フランス料理実習で磨かれる、プロとしての自覚とおもなしの心。

先日、本格的なフランス料理の調理・接客実習が行われました。
先週、最終回を迎えた今回は、2回目の実技試験に加え、校長先生をはじめ、学生生活を支えてくださる先生方をお招きし、学生たちが心を込めて”おもてなし”をしました。

この授業は、単に「おいしく美しく料理を作る」だけでは終わりません。
キッチンワークからホールサービスまで、すべての行程を学生自身が担い、まるでホテルレストランさながらの空間を作り上げます。ここまで本格的なフランス料理を作り上げるようになるとは、入学当初は想像できなかった学生もいるでしょう。しかし、今の姿はすっかり”プロの顔”です。

先を読み動く、プロ意識の芽生え

熱気あふれる調理実習室は、学生たちの視線は真剣そのもの。
そこにあるのは、指示を待つ姿ではなく、「次に何をすべきか」を自ら考え動く主体性です。
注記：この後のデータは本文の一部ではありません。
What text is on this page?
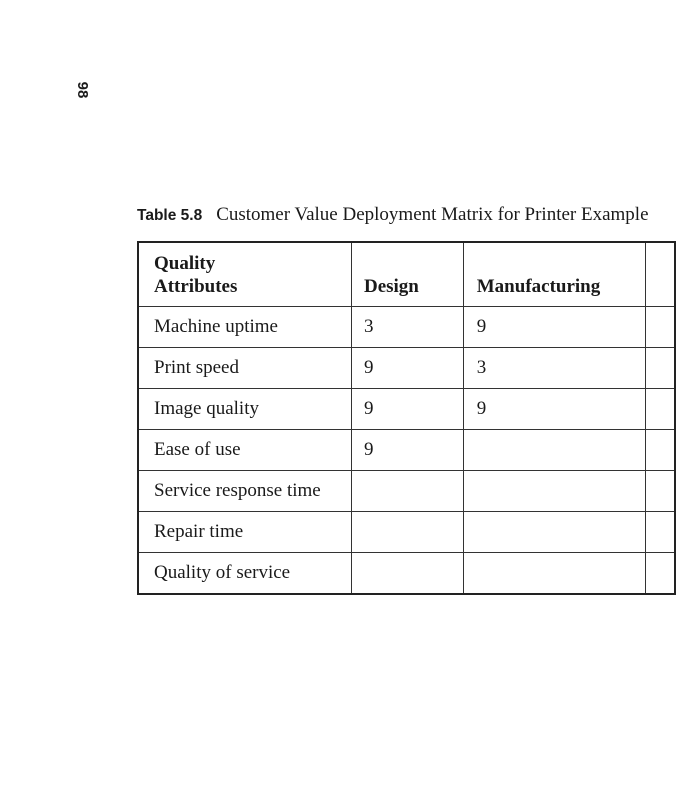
98
Table 5.8 Customer Value Deployment Matrix for Printer Example
Quality
Attributes	Design	Manufacturing	
Machine uptime	3	9	
Print speed	9	3	
Image quality	9	9	
Ease of use	9		
Service response time			
Repair time			
Quality of service			
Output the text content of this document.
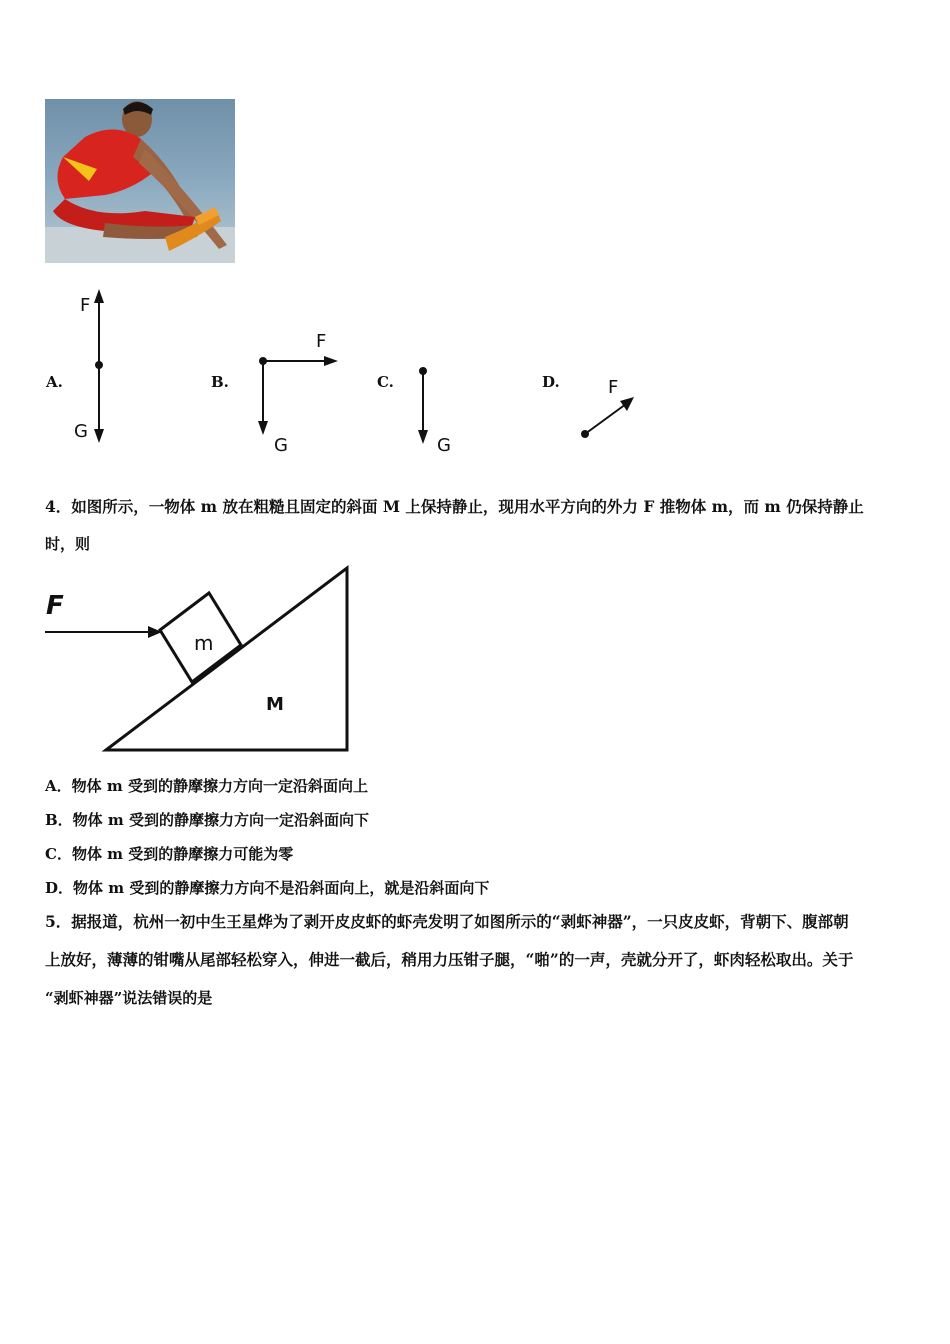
A.	B.	C.	D.
F
G
F
G	G
F
4．如图所示，一物体 m 放在粗糙且固定的斜面 M 上保持静止，现用水平方向的外力 F 推物体 m，而 m 仍保持静止
时，则
F
m
M
A．物体 m 受到的静摩擦力方向一定沿斜面向上
B．物体 m 受到的静摩擦力方向一定沿斜面向下
C．物体 m 受到的静摩擦力可能为零
D．物体 m 受到的静摩擦力方向不是沿斜面向上，就是沿斜面向下
5．据报道，杭州一初中生王星烨为了剥开皮皮虾的虾壳发明了如图所示的“剥虾神器”，一只皮皮虾，背朝下、腹部朝
上放好，薄薄的钳嘴从尾部轻松穿入，伸进一截后，稍用力压钳子腿，“啪”的一声，壳就分开了，虾肉轻松取出。关于
“剥虾神器”说法错误的是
ソースの煮詰まりを確認しながら、不要な器具はすぐに片付ける。
仲間の進捗をみて自然にサポートに入る。その一つひとつの動きに、先を読む力とプロフェッショナルとしての意識が確かに育っています。

”おもてなしの心”を形にするサービス

ホールを担当する学生も同じく、最高の一皿を届けるため、プロとしての意識をもって動きます。
フランス料理の難しさを知っているからこそ、ベストのタイミングで提供したい。
お客様の視線、グラスの空き具合、会話のテンポに気づき、声をかけられる前にスマートに対応する。その所作のすべてに「相手を思う心」が宿っていました。

2年間で手にした、一生の財産

「技術は練習すれば身につく。でも、相手や状況を読み、自分で考えて動く力は、この実践的な実習があったからこそ育ちました。」
そう語る学生の表情には、確かな自信がにじんでいます。

短大の2年間は決して長くはありません。
しかし、この時間で培った「先を読む力」と「自律した行動力」は、卒業後どの現場に立っても、学生たちを支える一生ものの力になすはずです。

それぞれの個性を尊重し、互いの強みを生かし合いながら一つの成果を作り上げる学生たちの姿は、たいへん頼もしく、誇らしいものでした。
卒業後も、この学びを糧にして、自分らしく大きく羽ばたいていってほしいと心から願っています。